Bekannte Einschränkungen (v0.4.0)
- Keine veröffentlichte CPU-Zahl. Es gibt in diesem Projekt keinen CPU-Benchmark und kein CI-Performance-Gate — behandle jede CPU-Auslastungszahl, die du woanders siehst, als unverifiziert; dieses Handbuch behauptet keine. Mehrere Erkennungspfade (beide Detektoren, beide Sidechain-Flankensteilheiten, der Smooth-Open-Smoother) laufen bei jedem Block bedingungslos, ob ausgewählt oder nicht, gezielt damit ein Wechsel zwischen ihnen immer eine klickfreie Überblendung ist statt ein Sprung zu einem kalten Filter; das ist eine bewusste feste Kostenstelle, kein Versehen.
- RMS ist nicht universell „ruhiger" als Peak. Bei einem gehaltenen tiefen Ton (um 70 Hz) glättet das 5-ms-RMS-Fenster das Mean-Square-Ripple nicht so gut wie das eigene Release von Peak, Peak ist dort also tatsächlich der ruhigere Detektor. Der echte Vorteil von RMS liegt bei Material mit hohem Crest-Faktor — isolierte Spitzen (Bundgeräusche, ein knisterndes DI-Signal), die kaum Energie tragen und das Gate nicht öffnen sollten.
- Smooth Open formt auch die schließende Flanke, nicht nur die öffnende: Es hält das Öffnungsziel für bis zu die Hälfte der Lookahead-Zeit, nachdem das Signal abgefallen ist, bevor die Schließ-Rampe beginnt. Meist unhörbar, gelegentlich nützlich, aber deshalb lassen die straffsten, chirurgischsten Presets es aus.
- Die sechs neuen v0.4.0-Parameter haben noch keine dedizierten Bildschirm-Regler. Sie sind vollständig host-automatisierbar und erscheinen in der generischen Parameteransicht deines Hosts, aber der eigens gestaltete, photoreale Editor (eingeführt in v0.3.0) wurde von diesem Release nicht angefasst — ein Screenshot der aktuellen GUI zeigt den Regler-Satz von v0.3.0.

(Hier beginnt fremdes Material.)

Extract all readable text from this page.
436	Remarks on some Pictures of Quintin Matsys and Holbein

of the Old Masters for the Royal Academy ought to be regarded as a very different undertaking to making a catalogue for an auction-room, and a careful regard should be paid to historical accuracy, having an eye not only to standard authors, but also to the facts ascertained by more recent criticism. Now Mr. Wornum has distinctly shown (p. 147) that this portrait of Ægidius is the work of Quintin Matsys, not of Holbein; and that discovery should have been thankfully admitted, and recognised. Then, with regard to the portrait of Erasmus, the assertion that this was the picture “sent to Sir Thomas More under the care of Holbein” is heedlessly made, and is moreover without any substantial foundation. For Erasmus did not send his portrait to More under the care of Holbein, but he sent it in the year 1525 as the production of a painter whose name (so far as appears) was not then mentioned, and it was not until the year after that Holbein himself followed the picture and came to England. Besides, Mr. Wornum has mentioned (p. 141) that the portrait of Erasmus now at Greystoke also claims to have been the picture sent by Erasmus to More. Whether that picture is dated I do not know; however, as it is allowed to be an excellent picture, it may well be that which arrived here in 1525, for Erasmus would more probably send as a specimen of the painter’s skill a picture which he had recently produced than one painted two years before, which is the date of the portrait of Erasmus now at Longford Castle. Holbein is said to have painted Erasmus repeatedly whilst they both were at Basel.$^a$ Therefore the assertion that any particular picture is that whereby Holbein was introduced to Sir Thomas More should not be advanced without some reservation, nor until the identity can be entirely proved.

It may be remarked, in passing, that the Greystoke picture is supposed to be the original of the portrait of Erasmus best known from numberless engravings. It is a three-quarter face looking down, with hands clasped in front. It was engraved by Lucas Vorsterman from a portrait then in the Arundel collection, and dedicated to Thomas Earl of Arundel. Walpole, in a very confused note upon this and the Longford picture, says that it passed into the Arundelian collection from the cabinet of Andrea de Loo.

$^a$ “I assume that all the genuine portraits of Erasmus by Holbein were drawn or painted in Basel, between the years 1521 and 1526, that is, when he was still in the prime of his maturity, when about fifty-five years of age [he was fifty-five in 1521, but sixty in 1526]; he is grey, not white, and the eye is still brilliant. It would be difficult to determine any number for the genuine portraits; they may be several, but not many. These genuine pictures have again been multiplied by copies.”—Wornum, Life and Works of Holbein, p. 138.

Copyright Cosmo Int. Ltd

- Die Erkennung ist konstruktionsbedingt stereo-gelinkt, ohne nutzerseitige Kontrolle darüber: Alle Kanäle werden vor der Erkennung über
max(|Kanal|)kombiniert, und eine Gain wird identisch auf jeden Kanal angewendet. Es gibt keinen Stereo-Link-Prozentsatz, keinen Dual-Mono-Modus und keine M/S-Erkennungsoption. - Kein Oversampling. Die einzige Nichtlinearität in Silentiums Signalpfad ist eine multiplikative Gain, deren Bandbreite durch die Ballistik begrenzt ist, Antiderivative Anti-Aliasing greift hier also nicht — eine bewusste Design-Entscheidung, nichts von der Roadmap Ausgelassenes.
- Pre-1.0, AGPLv3. Breaking Changes bleiben bis v1.0.0 möglich.